Raiders owner Al Davis, dressed, of course, in silver and black, was on one end, chief executive Amy Trask on the other. In between were Oakland city councilman Ignacio De La Fuente and Alameda County supervisor Gail Steele.
They came together to announce the long overdue death of personal seat licenses and the Oakland Football Marketing Association -- effective after this season -- along with the birth of a new era of cooperation between the Raiders and their landlords.
For Raiders fans, this is cause for celebration. No more PSLs. No more seat maintenance fees. No more blatant gouging. This should have happened years ago, but hey, who's counting? The Raiders will market and sell their own tickets, the way it's done throughout the NFL.
It's all good.
Yet before those in the Raider Nation buy too much beer and too many 'dogs, remember this: No one announced an extension to the Raiders' lease at the Coliseum, which expires after the 2010 season.
Davis, in fact, laid it out clearly. The next five seasons will be a test to see whether he should keep his team in Oakland.
He said the Raiders rank near the bottom of the NFL in terms of revenue, thanks in large part to those countless empty seats at games over the past decade.
"We have five years to do enough to see that we can make the Raiders viable economically so we can compete with the other teams in our league and the other teams in our division," Davis said.
"We want to make it work. We'll give our best effort to make it work."
If it doesn't work out to Davis' satisfaction, only the most naive would be surprised if he moved the Raiders to a new home.

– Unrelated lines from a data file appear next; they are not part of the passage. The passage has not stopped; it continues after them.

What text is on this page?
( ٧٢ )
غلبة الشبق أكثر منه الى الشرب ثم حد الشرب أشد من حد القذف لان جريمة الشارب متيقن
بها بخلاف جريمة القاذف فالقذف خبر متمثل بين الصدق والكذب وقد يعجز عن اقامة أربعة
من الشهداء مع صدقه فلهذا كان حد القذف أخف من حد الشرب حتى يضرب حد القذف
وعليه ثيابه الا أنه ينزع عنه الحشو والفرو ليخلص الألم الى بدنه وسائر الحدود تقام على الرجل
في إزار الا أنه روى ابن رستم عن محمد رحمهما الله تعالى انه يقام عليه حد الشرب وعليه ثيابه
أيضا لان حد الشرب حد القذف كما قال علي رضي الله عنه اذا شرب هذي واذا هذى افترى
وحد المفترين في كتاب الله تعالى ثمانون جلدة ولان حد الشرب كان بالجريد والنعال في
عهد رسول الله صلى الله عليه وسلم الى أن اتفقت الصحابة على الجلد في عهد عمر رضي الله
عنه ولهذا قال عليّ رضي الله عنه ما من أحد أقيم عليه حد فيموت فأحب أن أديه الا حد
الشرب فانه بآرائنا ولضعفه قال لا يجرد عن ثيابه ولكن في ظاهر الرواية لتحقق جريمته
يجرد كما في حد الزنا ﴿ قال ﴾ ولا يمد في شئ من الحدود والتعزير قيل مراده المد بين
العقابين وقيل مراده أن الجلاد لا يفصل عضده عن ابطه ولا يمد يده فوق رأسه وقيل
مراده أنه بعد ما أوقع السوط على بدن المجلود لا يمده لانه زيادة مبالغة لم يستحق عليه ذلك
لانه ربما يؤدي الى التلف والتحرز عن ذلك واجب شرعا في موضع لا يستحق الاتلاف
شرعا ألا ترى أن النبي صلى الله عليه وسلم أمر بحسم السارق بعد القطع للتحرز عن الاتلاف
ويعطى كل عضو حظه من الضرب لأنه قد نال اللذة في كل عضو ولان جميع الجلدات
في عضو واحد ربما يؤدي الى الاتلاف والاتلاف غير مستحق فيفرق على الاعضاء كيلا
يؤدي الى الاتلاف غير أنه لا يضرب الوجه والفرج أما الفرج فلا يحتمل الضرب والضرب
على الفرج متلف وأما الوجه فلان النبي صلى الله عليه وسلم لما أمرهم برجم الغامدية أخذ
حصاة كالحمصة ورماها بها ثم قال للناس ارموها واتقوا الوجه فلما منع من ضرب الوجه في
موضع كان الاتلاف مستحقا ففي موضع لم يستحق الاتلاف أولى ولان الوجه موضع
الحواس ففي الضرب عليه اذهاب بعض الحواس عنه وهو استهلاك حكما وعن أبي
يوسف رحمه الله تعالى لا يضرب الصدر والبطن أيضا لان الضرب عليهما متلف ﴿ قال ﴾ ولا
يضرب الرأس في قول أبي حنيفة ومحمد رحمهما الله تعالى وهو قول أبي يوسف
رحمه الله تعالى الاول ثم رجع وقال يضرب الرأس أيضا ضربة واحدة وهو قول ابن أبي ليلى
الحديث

This is a man who moved the Raiders to Los Angeles in 1982, then moved them back to Oakland in 1995.
If Davis thought it would help his Raiders win a Super Bowl, he'd move them to Alaska. So consider yourself warned.
And consider this not-so-subtle warning Davis issued Wednesday. The subject had turned to the $20 million or so Oakland and Alameda County taxpayers spend each year to pay off the bonds purchased to upgrade the Coliseum complex when the Raiders returned.
"There are a lot of cities out there who are just waiting, just waiting for (an NFL team) to raise their hand and say, 'We're interested,'" Davis said.
"And the numbers that they'll pay are very great. You saw it happen in Houston. They built a brand new stadium. You saw it happen in Cleveland when they lost the Browns to Baltimore. Brand new stadium. Big, modern edifices.
"I realize (the price to taxpayers) can't be too high, but whatever it is, you've got to think of the quality of life that we bring to the community, that baseball brings to the community, that basketball brings to the community."
That argument probably won't fly with most taxpayers in Oakland and Alameda County, who'd rather see their money used to improve schools and prevent crime rather than to improve sports complexes for professional teams.
And this reworked agreement won't get them out from under this debt anytime soon.
"The subsidy is going to continue," Steele said. "But it's not going to continue with additional legal fees."
That's because the Raiders and city and county officials agreed to end the courtroom insanity, the costly game of suit and countersuit.
In reality, the city and county had no choice but to rework this agreement and kill the PSLs if they hoped to keep the Raiders in Oakland beyond 2010.
The initial plan called for fans to repurchase their PSLs after this season. Let's just say there would have been even more good seats available to Raiders games and more blackouts than there have been. That would have basically guaranteed a Raiders exit after 2010.
De La Fuente said he was the one who initially called Trask.
"It was two years ago, my first New Year's resolution," he said. "I was going to pick up the phone and call the Raiders, to start talking. We broke the ice."
Two years of talk resulted in a new agreement.
"I think this is a step forward," Davis said.
But only a step. There's so much more ground to cover before Raiders fans in Oakland can truly celebrate.